There is growing evidence to demonstrate that group exercise may influence mood following stroke. A pilot study comparing group exercise alone to group exercise and yoga found similar improvements in anxiety and depression between the two groups of stroke survivors (Kahn et al., 2008). Further, both a cardiac rehabilitation model of exercise (Lennon et al., 2008) or treadmill training (Smith & Thompson, 2008) improved self-reported depression in individuals post-stroke. However, another recent study suggested that combined aerobic and resistance exercise classes, similar to the present study, were not effective in improving depressive symptoms (Hickey et al., 2012). A large randomized controlled trial recruiting stroke survivors and their families is underway to address this important area of research, although exercise is just one component of the planned intervention, along with cognitive behavioural therapy (Gray et al., 2011). While the current study is observational in design, the strength of this study is that we have compared mood states in community dwelling adults and people following stroke and can demonstrate the potential benefits of exercising in a group setting to improve mood, particularly stress and depression.

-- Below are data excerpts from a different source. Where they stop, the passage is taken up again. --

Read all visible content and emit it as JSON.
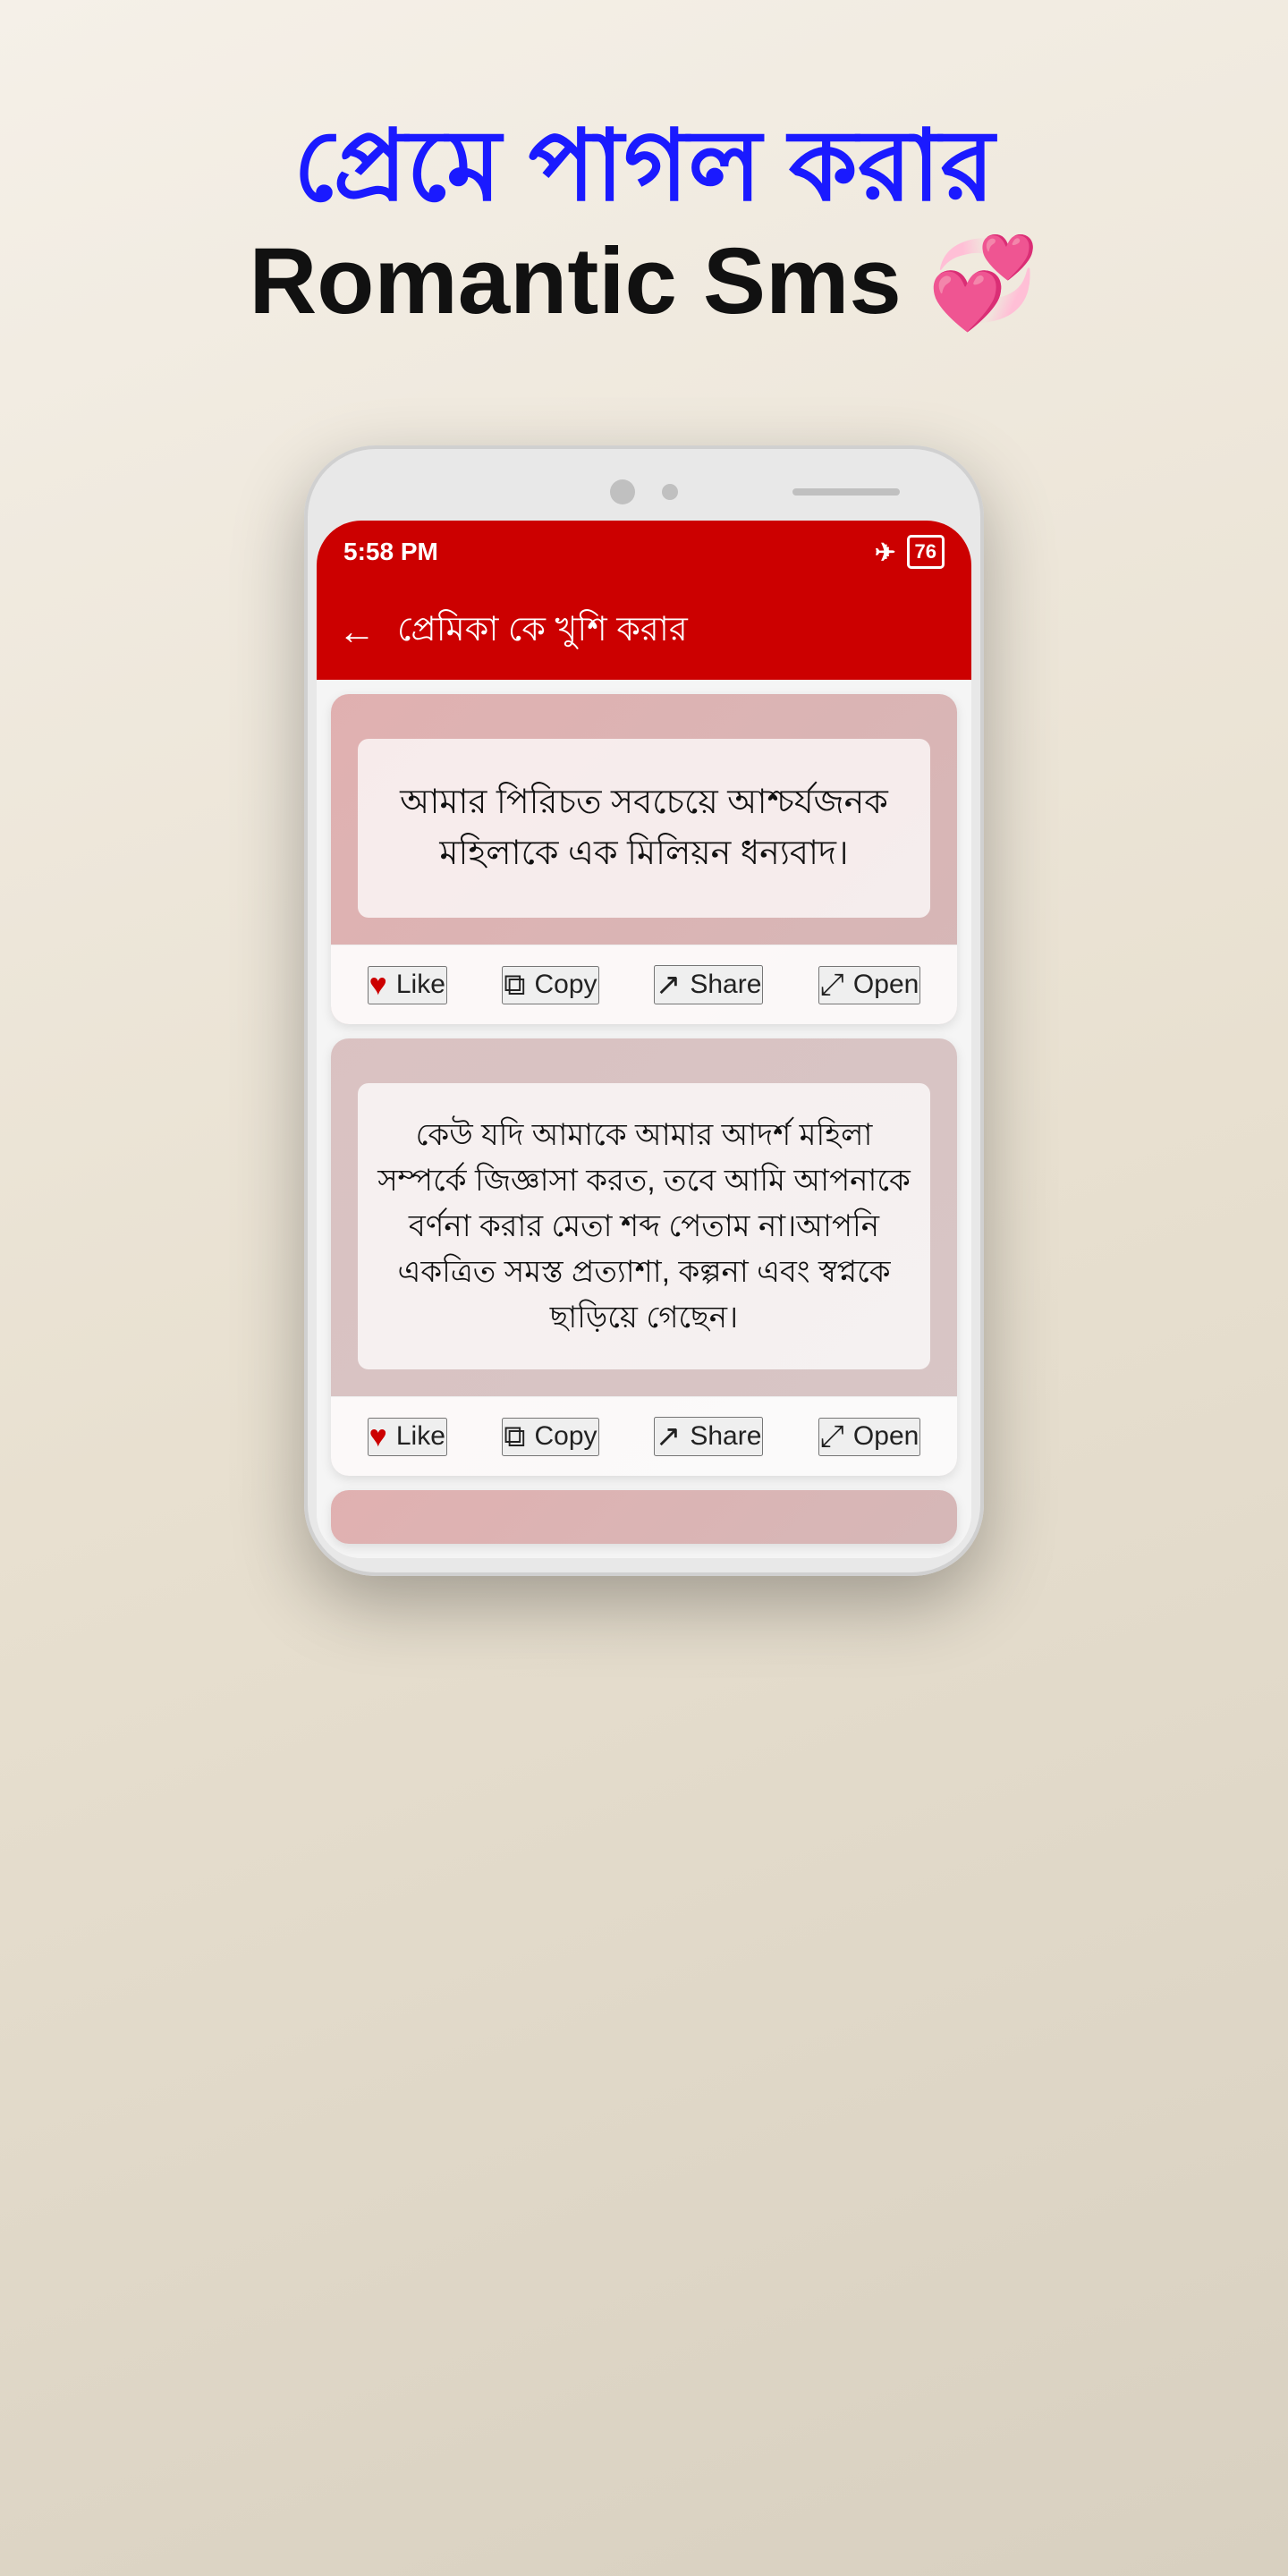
{
  "page": {
    "background": "linear-gradient(160deg, #f5f0e8, #e8e0d0, #d8d0c0)",
    "bengali_title": "প্রেমে পাগল করার",
    "english_title": "Romantic Sms",
    "title_emoji": "💞"
  },
  "phone": {
    "status_bar": {
      "time": "5:58 PM",
      "battery": "76"
    },
    "header": {
      "back_label": "←",
      "title": "প্রেমিকা কে খুশি করার"
    },
    "cards": [
      {
        "id": "card1",
        "text": "আমার পিরিচত সবচেয়ে আশ্চর্যজনক মহিলাকে এক মিলিয়ন ধন্যবাদ।",
        "actions": {
          "like": "Like",
          "copy": "Copy",
          "share": "Share",
          "open": "Open"
        }
      },
      {
        "id": "card2",
        "text": "কেউ যদি আমাকে আমার আদর্শ মহিলা সম্পর্কে জিজ্ঞাসা করত, তবে আমি আপনাকে বর্ণনা করার মেতা শব্দ পেতাম না।আপনি একত্রিত সমস্ত প্রত্যাশা, কল্পনা এবং স্বপ্নকে ছাড়িয়ে গেছেন।",
        "actions": {
          "like": "Like",
          "copy": "Copy",
          "share": "Share",
          "open": "Open"
        }
      }
    ]
  }
}
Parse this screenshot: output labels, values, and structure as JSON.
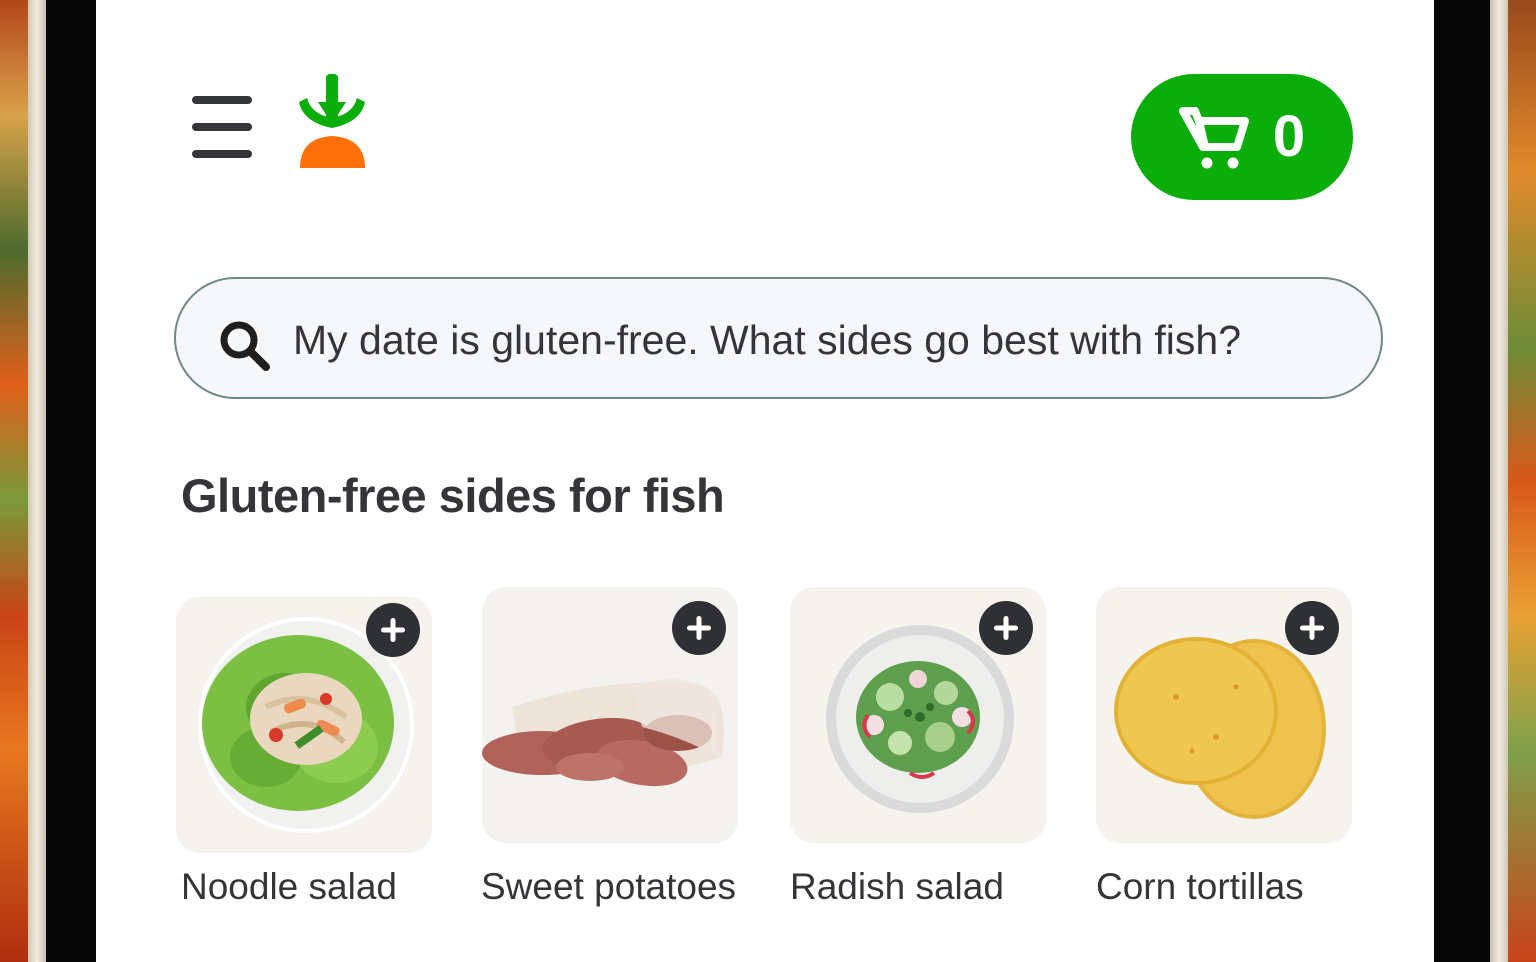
{
  "header": {
    "menu_icon": "hamburger-menu-icon",
    "logo_icon": "carrot-logo-icon",
    "cart": {
      "icon": "shopping-cart-icon",
      "count": "0",
      "color": "#0aad0a"
    }
  },
  "search": {
    "icon": "search-icon",
    "value": "My date is gluten-free. What sides go best with fish?"
  },
  "section": {
    "title": "Gluten-free sides for fish"
  },
  "products": [
    {
      "label": "Noodle salad",
      "add_icon": "plus-icon"
    },
    {
      "label": "Sweet potatoes",
      "add_icon": "plus-icon"
    },
    {
      "label": "Radish salad",
      "add_icon": "plus-icon"
    },
    {
      "label": "Corn tortillas",
      "add_icon": "plus-icon"
    }
  ]
}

This project provides preliminary data for proof of concept and provides justification for further research using more robust clinical designs to investigate the role that exercise has on mood post-stroke.
This community based study provides some preliminary evidence that people post-stroke who exercise in a group setting regularly have significantly lower stress and depression compared to stroke survivors who do not exercise. Future research should focus on the precise type and amount of exercise capable of improving mood following stroke, the impact of exercise in the early versus late stage post-stroke and the specific contribution of group versus individual exercise programs.